As an independent branch in the energy sector, RES has appeared and began to develop in Russia relatively recently. The most optimistic situation with wind farms — the potential for wind energy in Russia is one of the largest in the world, because Russia is washed by the seas of the Atlantic, Arctic and Pacific oceans. According to the estimates of the International Renewable Energy Agency IRENA, the technical potential of wind energy in Russia is 80’000 TWh per year, of which the production of 6’218 TWh is economically profitable. About 30% of the economic potential of wind energy is concentrated in the Far East, 14% — in the Northern economic region, about 16% — in Western and Eastern Siberia.  There are promising steppes in southern Russia (lower and middle Volga, Don), the entire coast of the Arctic Ocean, from the Kola Peninsula to Kamchatka, as well as the coast of the Azov, Black, Caspian, Baltic and Okhotsk seas, separate zones of Karelia, Altai and Tuva. No state in the world has such vast natural prospects — this is an objective fact, which is the reason for the keen interest in the development of wind energy in Russia.

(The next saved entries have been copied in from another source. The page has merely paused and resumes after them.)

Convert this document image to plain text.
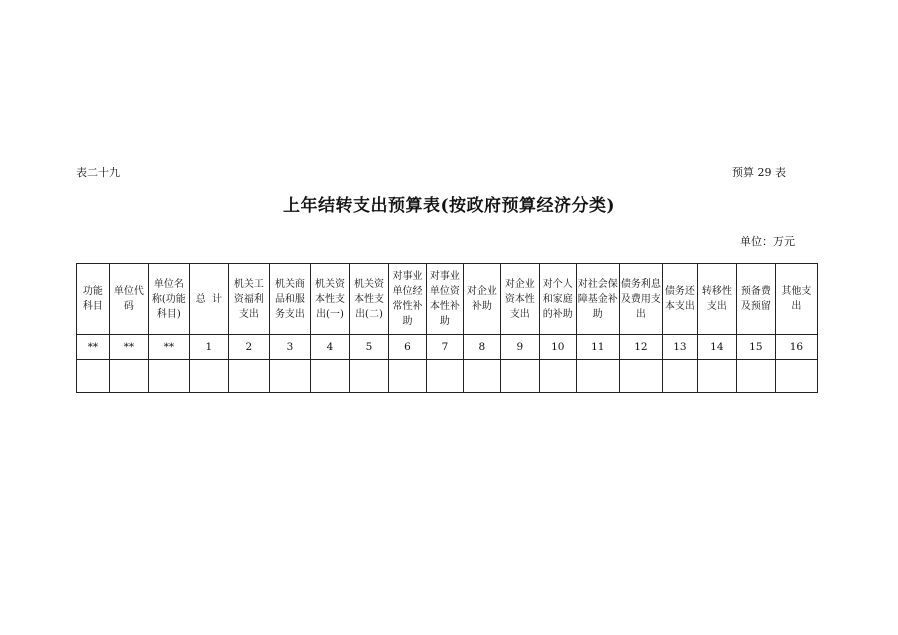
表二十九	预算 29 表
上年结转支出预算表(按政府预算经济分类)
单位：万元
功能科目	单位代码	单位名称(功能科目)	总  计	机关工资福利支出	机关商品和服务支出	机关资本性支出(一)	机关资本性支出(二)	对事业单位经常性补助	对事业单位资本性补助	对企业补助	对企业资本性支出	对个人和家庭的补助	对社会保障基金补助	债务利息及费用支出	债务还本支出	转移性支出	预备费及预留	其他支出

**	**	**	1	2	3	4	5	6	7	8	9	10	11	12	13	14	15	16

Environmental degradation could lead to conflict when adaptation mechanisms are weak and involve economic, social and political factors. However, as noted in these studies, environmental change is one of many factors contributing to social tension. The debates on geopolitics and the environment have emerged as part of a broader discourse on environmental security. Sustainable international cooperation is the only option that states should use to mitigate the negative effects of climate change. Governments must find national, regional and multilateral strategies to tackle environmental problems. Our collective future depends on securing our environment for us as well as for future generations.